Joni Mitchell Joni Mitchell At Newport
Well folks, due to prepping for, attending, and catching up after the Newport Folk Festival, it took me longer than normal to listen through the month’s new releases. So now that we’re halfway through August, I’m finally getting around to posting the July episode of my little monthly reviews.
Cut Worms released a new self-titled album I enjoyed. Straight-ahead pop-y tunes delivered in comfortable arrangements, it’s an easy listen for a summer afternoon. Similarly, Colter Wall’s new record, Little Songs, retains his signature lived-in vibe throughout. As I’ve said before about Charley Crockett, I’m not 100% sure I can distinguish one Colter Wall album from another, but I really do love his sound when I’m listening to it. Also on point in the relaxed listening category is Dream Box, the latest from guitarist Pat Metheny. Sorted from a forgotten folder Metheny found on his computer while on the road last year, these are ultra-stripped-down versions of standards, covers, and original compositions played on two guitars: Metheny with Metheny, adding overdubs to the tracks in the found files.
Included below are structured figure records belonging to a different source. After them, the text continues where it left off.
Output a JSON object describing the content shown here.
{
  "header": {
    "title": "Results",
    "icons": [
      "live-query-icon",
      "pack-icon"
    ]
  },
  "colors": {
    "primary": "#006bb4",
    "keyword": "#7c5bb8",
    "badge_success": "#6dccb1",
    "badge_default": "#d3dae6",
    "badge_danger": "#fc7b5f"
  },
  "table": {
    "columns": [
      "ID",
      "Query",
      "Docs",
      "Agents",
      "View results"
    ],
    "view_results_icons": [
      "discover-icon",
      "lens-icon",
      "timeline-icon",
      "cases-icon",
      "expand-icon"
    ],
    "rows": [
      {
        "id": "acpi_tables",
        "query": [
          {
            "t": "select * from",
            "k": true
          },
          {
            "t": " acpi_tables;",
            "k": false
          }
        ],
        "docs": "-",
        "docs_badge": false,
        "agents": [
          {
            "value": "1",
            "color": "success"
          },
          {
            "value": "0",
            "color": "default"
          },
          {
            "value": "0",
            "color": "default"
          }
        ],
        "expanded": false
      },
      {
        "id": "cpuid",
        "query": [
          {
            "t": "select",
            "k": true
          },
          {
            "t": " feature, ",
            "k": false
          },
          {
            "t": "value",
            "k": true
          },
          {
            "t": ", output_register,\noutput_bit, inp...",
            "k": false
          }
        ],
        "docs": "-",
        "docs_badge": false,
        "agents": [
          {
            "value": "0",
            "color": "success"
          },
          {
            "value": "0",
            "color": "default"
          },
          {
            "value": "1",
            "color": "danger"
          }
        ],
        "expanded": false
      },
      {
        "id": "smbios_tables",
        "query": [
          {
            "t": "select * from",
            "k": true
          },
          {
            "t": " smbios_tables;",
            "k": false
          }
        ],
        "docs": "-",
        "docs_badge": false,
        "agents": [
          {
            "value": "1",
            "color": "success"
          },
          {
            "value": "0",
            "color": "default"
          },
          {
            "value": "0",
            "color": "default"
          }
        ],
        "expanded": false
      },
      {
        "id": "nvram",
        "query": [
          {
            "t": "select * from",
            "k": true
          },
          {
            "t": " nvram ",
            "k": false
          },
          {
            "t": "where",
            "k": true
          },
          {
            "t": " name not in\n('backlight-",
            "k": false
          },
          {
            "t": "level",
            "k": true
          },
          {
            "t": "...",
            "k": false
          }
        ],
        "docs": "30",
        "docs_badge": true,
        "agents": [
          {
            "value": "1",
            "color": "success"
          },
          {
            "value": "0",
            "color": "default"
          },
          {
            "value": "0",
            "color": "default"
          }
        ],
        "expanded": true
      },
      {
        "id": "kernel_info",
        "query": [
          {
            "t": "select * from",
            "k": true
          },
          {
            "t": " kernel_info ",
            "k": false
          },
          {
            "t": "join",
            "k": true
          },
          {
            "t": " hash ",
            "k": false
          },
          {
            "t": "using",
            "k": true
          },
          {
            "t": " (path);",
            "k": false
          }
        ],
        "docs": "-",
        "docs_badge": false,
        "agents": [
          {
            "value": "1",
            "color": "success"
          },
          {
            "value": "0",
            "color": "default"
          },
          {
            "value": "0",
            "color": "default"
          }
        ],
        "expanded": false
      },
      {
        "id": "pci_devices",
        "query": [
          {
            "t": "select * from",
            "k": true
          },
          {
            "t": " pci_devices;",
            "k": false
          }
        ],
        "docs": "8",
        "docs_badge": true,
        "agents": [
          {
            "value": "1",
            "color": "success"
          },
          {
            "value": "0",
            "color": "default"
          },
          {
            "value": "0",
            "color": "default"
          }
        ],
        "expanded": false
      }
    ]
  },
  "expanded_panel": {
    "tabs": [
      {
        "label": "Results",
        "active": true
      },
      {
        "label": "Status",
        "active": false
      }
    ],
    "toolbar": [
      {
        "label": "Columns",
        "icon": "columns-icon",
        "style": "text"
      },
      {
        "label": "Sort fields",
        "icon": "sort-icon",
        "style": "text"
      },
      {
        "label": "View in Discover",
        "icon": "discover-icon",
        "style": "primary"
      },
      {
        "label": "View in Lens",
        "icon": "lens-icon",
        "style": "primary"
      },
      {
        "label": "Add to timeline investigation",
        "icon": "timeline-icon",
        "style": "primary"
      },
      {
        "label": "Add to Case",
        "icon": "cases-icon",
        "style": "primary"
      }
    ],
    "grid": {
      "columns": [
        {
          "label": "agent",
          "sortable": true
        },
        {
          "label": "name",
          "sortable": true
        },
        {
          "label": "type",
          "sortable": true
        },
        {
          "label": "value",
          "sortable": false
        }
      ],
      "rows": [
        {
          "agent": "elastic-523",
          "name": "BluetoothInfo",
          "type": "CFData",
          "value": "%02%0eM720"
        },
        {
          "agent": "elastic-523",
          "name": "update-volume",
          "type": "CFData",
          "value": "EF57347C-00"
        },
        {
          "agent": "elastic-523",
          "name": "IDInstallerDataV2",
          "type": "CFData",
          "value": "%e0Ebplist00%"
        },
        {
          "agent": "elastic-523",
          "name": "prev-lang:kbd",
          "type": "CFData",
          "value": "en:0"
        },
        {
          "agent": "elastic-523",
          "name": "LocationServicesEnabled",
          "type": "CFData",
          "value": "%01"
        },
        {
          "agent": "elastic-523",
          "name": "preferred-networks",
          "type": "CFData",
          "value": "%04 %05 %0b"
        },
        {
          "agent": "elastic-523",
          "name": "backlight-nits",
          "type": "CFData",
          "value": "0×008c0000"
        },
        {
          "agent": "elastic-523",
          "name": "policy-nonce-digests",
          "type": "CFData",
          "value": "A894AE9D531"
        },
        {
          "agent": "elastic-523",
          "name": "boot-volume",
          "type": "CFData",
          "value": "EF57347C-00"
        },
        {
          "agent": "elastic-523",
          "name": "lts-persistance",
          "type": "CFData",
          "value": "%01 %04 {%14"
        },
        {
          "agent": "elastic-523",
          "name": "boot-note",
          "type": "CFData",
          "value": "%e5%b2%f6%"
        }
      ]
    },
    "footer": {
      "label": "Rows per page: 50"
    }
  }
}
July also brought us Elizabeth Moen’s new release, For Arthur. This five-song EP is a tribute to Arthur Russell, a musical prodigy, cellist, pianist, hippie, and spiritual seeker who passed away in 1992. Russell’s music came across my radar via The Tweedy Show, the nightly Instagram show put on by Wilco’s Jeff Tweedy and his family during the pandemic shutdown, as they often covered Russell’s songs. Moen’s record shows these songs in a new light, without losing any of the very personal nature of the originals.
Speaking earlier of the Newport Folk Festival, however, this month’s pick absolutely has to be Joni Mitchell At Newport. I’ve been fortunate to experience an awful lot of indescribably transcendental musical moments in my life, many of them at Newport Folk, but very few even remotely compare to the moment Mitchell walked on stage in 2022. Fifty-three years after her last Newport Folk appearance, 22 years after her last public concert, and 7 years after having been stricken with a brain aneurysm, a live performance from Joni Mitchell seemed, at best, entirely unlikely. And yet that’s exactly what happened. The experience was so profoundly moving that Suzy and I struggle to talk about it to each other even today.
Now, I’m not going to claim that this album will convey that same experience to you. I can guarantee it won’t. In fact, I’ll admit that I will almost certainly listen to all the other records I listed above more often than I listen to this one; Joni Mitchell At Newport is a good record, not a great one. But it’s my pick of the month because it is the best document available of one of the best moments of my life, plain and simple.
Get some music in your ears, everybody!